The EYFS is the time in your child’s life between birth and age 5. The EYFS Framework supports all professionals working in reception classes, pre-schools, nursery classes, day nurseries and childminding settings. It sets out:

  • The legal welfare requirements to keep your child safe.
  • The seven areas of learning and development.
  • Assessments that will tell you about your child’s progress through the EYFS.
  • Expected levels (Early Learning Goals) that your child should reach at age 5, usually the end of the reception year.

The welfare standards have been designed to make sure that your child is as safe as possible. These include the number of staff required in a nursery, how many children a childminder can look after, and things like administering medicines and carrying out risk assessments.

Areas of learning and development

The seven areas of learning and development are split into three prime areas and four specific areas. Firstly, children mostly develop the three prime areas first. These are:

  • Communication and language
  • Physical development
  • Personal, social and emotional development

Secondly, as children grow the prime areas will help them to develop skills in four specific areas. These are:

  • Literacy
  • Mathematics
  • Understanding the world
  • Expressive arts and design

Children’s activities are planned based on the areas of learning and development. To suit your child’s unique need, Early Years professionals teaching and supporting your child will make sure that the activities engage your child.

Traditionally completed on paper, Learning Journeys used printed pictures and sticky notes. Alternatively, digital learning journey providers like LearningBook are used to save time, as well as provide more accurate reporting and parental engagement. Schools, preschool, nurseries and other ealry years providers use LearningBook to record and track children’s development in line with the EYFS framework.

Compiled by early years practioners to document achievements through observations, above all learning journeys are used to monitor children’s progression. The learning journeys are key to share information with parents and complete assessments.

LearningBook provides a Parent Portal and Parent App to keep families informed of their child’s wellbeing, day-to-day activities and progression.

Find out more about the EYFS and how you can support your child with our free eGuide, here. In addition, check out these widely used resources on EYFS for parents:

Partnerships with parents

No one knows a child better than their parents, and harnessing a strong working relationship with those parents is key, especially in early years education.
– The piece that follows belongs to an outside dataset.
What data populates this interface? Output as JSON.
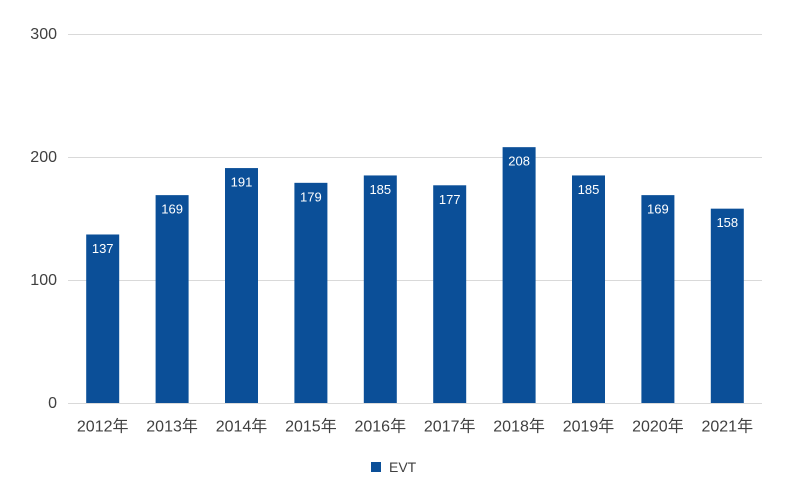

Partnering with parents is key to being an Outstanding school or nursery: Parental involvement needs to be identified as highly valued by the school or nursery and should be promoted through parents’ involvement in the planning and assessment arrangements, regular review meetings, workshops and stay and play sessions.

A two-way flow of information

The key to building a good relationship is communication and that’s especially important when you’re dealing with something as fundamental as a child’s early years education. Gather examples of ways in which you enable a two-way flow of information with parents. Look at them and explore how these might be improved. Communication channels might include:

1. Send out a regular newsletter

Parents often have a lot of information to process. Keep it short and to the point with important dates highlighted. Can it be done more visually? Maybe try a video message or include lots of photos.

2. Face-to-face meetings

Do these take place at times that suit parents? Do parents feel that you have time for them; that you’re not rushing to get on to the next one?

3. Informal chats at drop off or collection times

Is there one member of staff available to talk to parents while others are settling in the children? Do you have information, photos or displays on what the children have been learning?

4. Surveys, forms and requests for evidence of home learning

Can these be made easier for parents? Can they be done online? Do you offer guidelines or examples on what you’re looking for, particularly when asking for home observations?

5. Reading records or home learning diaries

Do you offer examples of how to fill these in to get the information you need to support the learning and development of the children?